Remember “Nuclear power? No thanks”? That sunny, smiling sticker which was almost standard on the back of every Citroen Deux Cheveaux? How we smiled at such naivety. Nuclear power was the future. The fume-belching little 2CV may have gone the way of the Trabant, but after another grim week for the nuclear industry,  it seems those stickers may have been right after all.

A financially viable nuclear power station looks increasingly like a mirage. Even the eye-watering guarantee from the UK taxpayer for Hinkley Point C is insufficient to cover the risk that building it will bankrupt EDF. Toshiba’s woes have claimed the scalp of its president. Hitachi is signalling that its project in Anglesey needs government backing to proceed.

It’s telling that after 60 years of mostly successful operation, commercial viability still eludes the nuclear power industry. Perhaps we have been lucky to have avoided serious accidents, and the decommissioning costs were hugely underestimated, but the combination of ever-rising safety demands and cheap hydrocarbons has destroyed its economics. Appealing for fresh state aid looks like a desperate last throw of the nuclear dice. If an industry cannot finance its own projects after half a century of development, it may be time to try another industry.

Fortunately, other industries are available. The cheapest and quickest fix is to build gas-fired power stations, to tap into worldwide abundance and increasingly diverse supply, even before domestic fracking gets going in the UK. Unfortunately the artificial barriers imposed by today’s energy policy are preventing this subsidy-free solution. For the longer term, the price of solar energy continues to fall and smart meters that really are smart will start managing the demand side of the equation.
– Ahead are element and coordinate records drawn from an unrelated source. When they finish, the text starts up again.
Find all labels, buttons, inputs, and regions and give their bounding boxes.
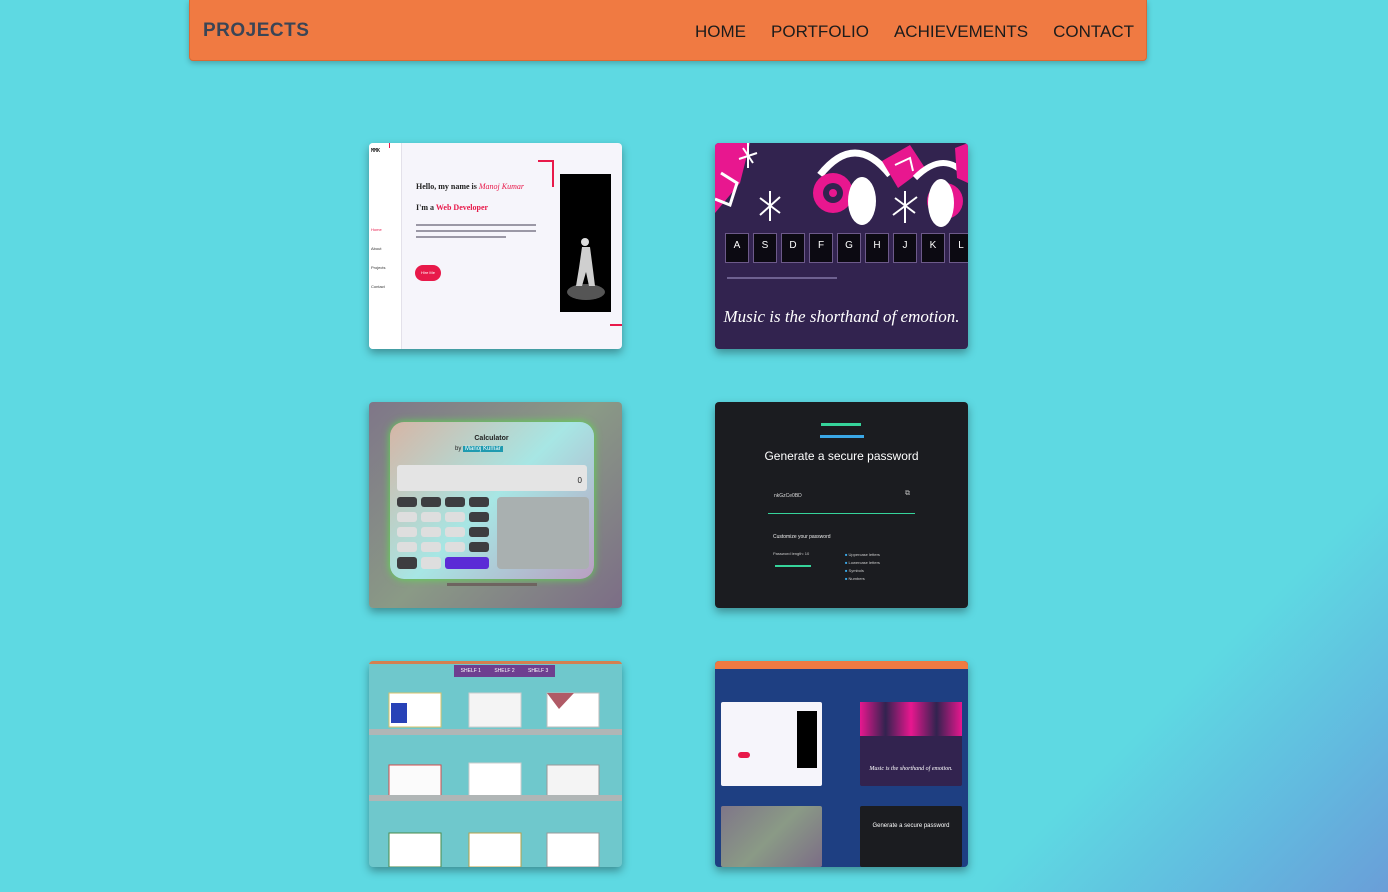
drum-key-s[interactable]: S (753, 233, 777, 263)
drum-key-d[interactable]: D (781, 233, 805, 263)
pw-length-slider[interactable] (775, 565, 811, 567)
drum-keys: A S D F G H J K L (725, 233, 968, 263)
role-text: I'm a Web Developer (416, 203, 489, 212)
pw-options: ■ Uppercase letters ■ Lowercase letters … (845, 552, 880, 581)
pw-brand (821, 423, 861, 426)
music-quote: Music is the shorthand of emotion. (723, 307, 960, 326)
navbar: PROJECTS HOME PORTFOLIO ACHIEVEMENTS CON… (189, 0, 1147, 61)
project-card-password-generator[interactable]: Generate a secure password nkGzCe0BD ⧉ C… (715, 402, 968, 608)
drum-key-j[interactable]: J (893, 233, 917, 263)
copy-icon[interactable]: ⧉ (905, 490, 910, 498)
calculator-footer (447, 583, 537, 586)
preview-drum-card: Music is the shorthand of emotion. (860, 702, 962, 786)
intro-paragraph (416, 224, 536, 238)
drum-key-h[interactable]: H (865, 233, 889, 263)
pw-title: Generate a secure password (764, 449, 919, 463)
project-card-achievements-shelf[interactable]: SHELF 1 SHELF 2 SHELF 3 (369, 661, 622, 867)
certificate-shelves (369, 692, 622, 867)
greeting-text: Hello, my name is Manoj Kumar (416, 182, 525, 191)
profile-photo (560, 174, 611, 312)
shelf-tabs: SHELF 1 SHELF 2 SHELF 3 (454, 665, 555, 677)
drum-key-k[interactable]: K (921, 233, 945, 263)
nav-portfolio[interactable]: PORTFOLIO (771, 22, 869, 42)
nav-contact[interactable]: CONTACT (1053, 22, 1134, 42)
project-card-portfolio[interactable]: MMK Home About Projects Contact Hello, m… (369, 143, 622, 349)
drum-key-a[interactable]: A (725, 233, 749, 263)
tab-shelf-1[interactable]: SHELF 1 (461, 668, 481, 674)
drum-key-l[interactable]: L (949, 233, 968, 263)
pw-output[interactable]: nkGzCe0BD (774, 493, 802, 499)
calculator-title: Calculator (474, 435, 509, 442)
preview-navbar (715, 661, 968, 669)
tab-shelf-3[interactable]: SHELF 3 (528, 668, 548, 674)
tab-shelf-2[interactable]: SHELF 2 (494, 668, 514, 674)
pw-underline (768, 513, 915, 514)
pw-customize-label: Customize your password (773, 534, 831, 540)
nav-home[interactable]: HOME (695, 22, 746, 42)
drum-key-g[interactable]: G (837, 233, 861, 263)
preview-portfolio-card (721, 702, 822, 786)
project-card-drum-kit[interactable]: A S D F G H J K L Music is the shorthand… (715, 143, 968, 349)
brand-logo[interactable]: PROJECTS (203, 20, 309, 42)
nav-achievements[interactable]: ACHIEVEMENTS (894, 22, 1028, 42)
nav-links: HOME PORTFOLIO ACHIEVEMENTS CONTACT (695, 22, 1134, 42)
project-card-calculator[interactable]: Calculator by Manoj Kumar 0 (369, 402, 622, 608)
preview-password-card: Generate a secure password (860, 806, 962, 867)
calculator-author: by Manoj Kumar (455, 446, 503, 452)
project-card-portfolio-preview[interactable]: Music is the shorthand of emotion. Gener… (715, 661, 968, 867)
preview-calculator-card (721, 806, 822, 867)
drum-note (727, 277, 837, 279)
calculator-keypad (397, 497, 589, 569)
pw-length-label: Password length: 10 (773, 551, 810, 556)
drum-key-f[interactable]: F (809, 233, 833, 263)
site-menu: Home About Projects Contact (371, 227, 386, 289)
calculator-display: 0 (397, 465, 587, 491)
pw-social-links (820, 435, 864, 438)
site-logo: MMK (371, 148, 381, 154)
hire-me-button[interactable]: Hire Me (415, 265, 441, 281)
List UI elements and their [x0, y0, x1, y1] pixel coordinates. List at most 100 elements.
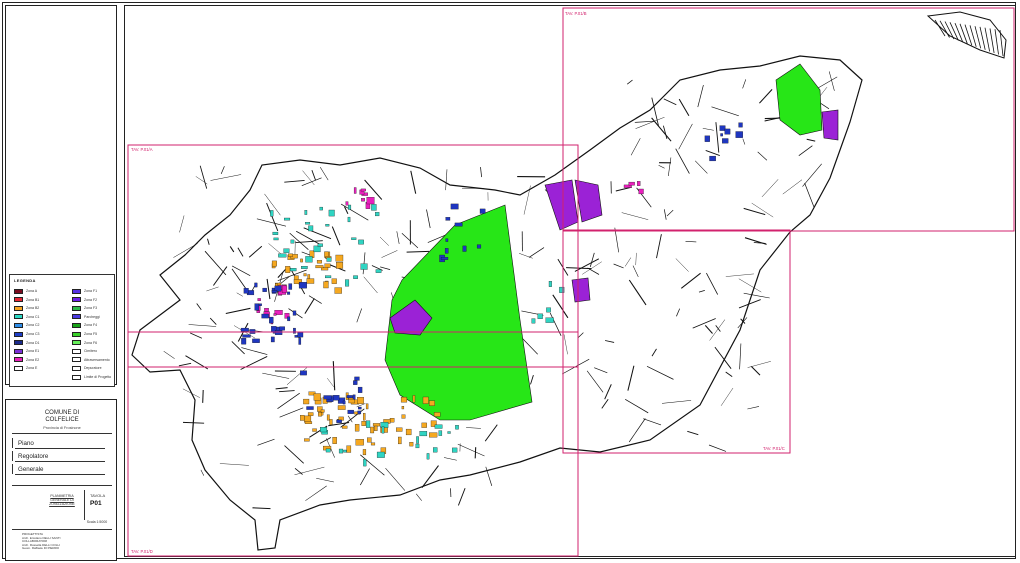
zone-block: [306, 278, 315, 284]
zone-block: [290, 239, 295, 244]
zone-block: [374, 425, 378, 431]
zone-block: [367, 437, 372, 443]
parcel-line: [708, 444, 727, 452]
parcel-line: [739, 343, 742, 370]
zone-block: [258, 303, 262, 306]
zone-block: [462, 245, 467, 252]
zone-block: [318, 412, 322, 417]
zone-block: [273, 313, 277, 316]
zone-block: [298, 337, 302, 345]
zone-block: [628, 181, 635, 186]
zone-block: [254, 282, 258, 288]
parcel-line: [474, 447, 477, 459]
parcel-line: [687, 430, 699, 436]
zone-block: [283, 248, 290, 253]
zone-block: [270, 336, 275, 343]
parcel-line: [720, 387, 734, 406]
zone-block: [351, 237, 357, 240]
parcel-line: [416, 493, 422, 501]
zone-block: [409, 442, 414, 447]
zone-block: [300, 415, 305, 421]
zone-block: [308, 225, 314, 232]
zone-block: [479, 208, 486, 214]
zone-block: [335, 254, 344, 262]
zone-block: [445, 217, 451, 221]
zone-block: [419, 431, 428, 437]
zone-block: [476, 244, 482, 249]
zone-block: [455, 425, 459, 430]
zone-block: [342, 400, 346, 405]
zone-block: [271, 290, 278, 293]
zone-block: [337, 405, 346, 410]
zone-block: [338, 448, 344, 454]
zone-block: [324, 263, 331, 268]
zone-block: [312, 428, 317, 432]
parcel-line: [747, 361, 771, 368]
zone-block: [353, 187, 357, 194]
zone-block: [531, 318, 536, 324]
zone-block: [288, 283, 293, 290]
zone-block: [328, 209, 335, 217]
zone-block: [400, 396, 408, 403]
zone-block: [304, 421, 313, 424]
parcel-line: [220, 166, 225, 175]
zone-block: [354, 424, 360, 432]
zone-block: [313, 393, 321, 401]
zone-block: [433, 447, 438, 453]
zone-block: [329, 419, 333, 425]
zone-block: [262, 287, 267, 292]
zone-block: [355, 439, 364, 446]
zone-block: [257, 298, 261, 301]
zone-block: [325, 275, 332, 279]
zone-block: [332, 395, 340, 401]
zone-block: [704, 135, 710, 142]
parcel-line: [200, 469, 205, 476]
zone-block: [405, 428, 412, 436]
zone-block: [546, 307, 551, 313]
zone-block: [398, 436, 402, 445]
parcel-line: [202, 389, 204, 403]
zone-block: [396, 427, 403, 432]
zone-block: [343, 449, 347, 453]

Even offshore wind looks a better bet than nuclear, as battery technology evolves.

Instead, we have a cat’s-cradle of subsidies to generate electricity and, through grants for electric cars, subsidies to use more of it. This was self-evidently stupid, even before the impact of the seismic changes across the Atlantic, where cheap energy is a cornerstone of Trumpenomics. Subsidising “green” power generation in the UK will not prevent our competitiveness decreasing as America pumps up its output of oil and gas.

Abandoning nuclear means facing reality on the likely path of future carbon dioxide emissions. It means repealing the Climate Change Act, with its arbitrary targets for dramatic cuts, passed near-unanimously by parliament in 2007 in an orgy of self-indulgence. Legislate in haste, repent at leisure.

Cazenove’s star buy

Mining analysts tend to tell their clients to buy at the top (when everything looks wonderful) and sell at the bottom (when prices are depressed enough to threaten bankruptcy). Cazenove’s 51-page tome on the joys of digging fertiliser out of Yorkshire at least avoids this trap, since the price of Sirius Minerals has more than halved in six months. The brokers think the shares could now more than double.

There’s plenty there to mine, but it’s underneath a National Park, so must be spirited out without disturbing the landscape. The proposed solution is a 23-mile underground conveyor, which would be a world first by about 22 miles. The mechanics scarcely bear thinking about.

The financing is almost as heroic as the engineering, with over 4bn shares, a convertible bond, and a royalty deal on top of the debt. Those who paid 20p a share in the last finance round are 2p a share down already, and can only hope that Caz is right, and this is Sirius’ darkest hour.

 

Quite right, quite meaningless

So, Rolls-Royce. A £4.6bn loss and an unchanged dividend. Something wrong here, surely? Aren’t dividends supposed to reflect what the company earns, rather than some sort of semi-obligation? Ah well, you see, £4.4bn of the loss is a write-down of currency hedging, not cash at all, merely a book-keeping exercise to trim the hedges to their market height after the fall in sterling. It’s as if you had to set a fall in the value of your house against your income. The accounting rules oblige Rolls to do this and thus, as the profit and loss account becomes more and more accurate, it means less and less.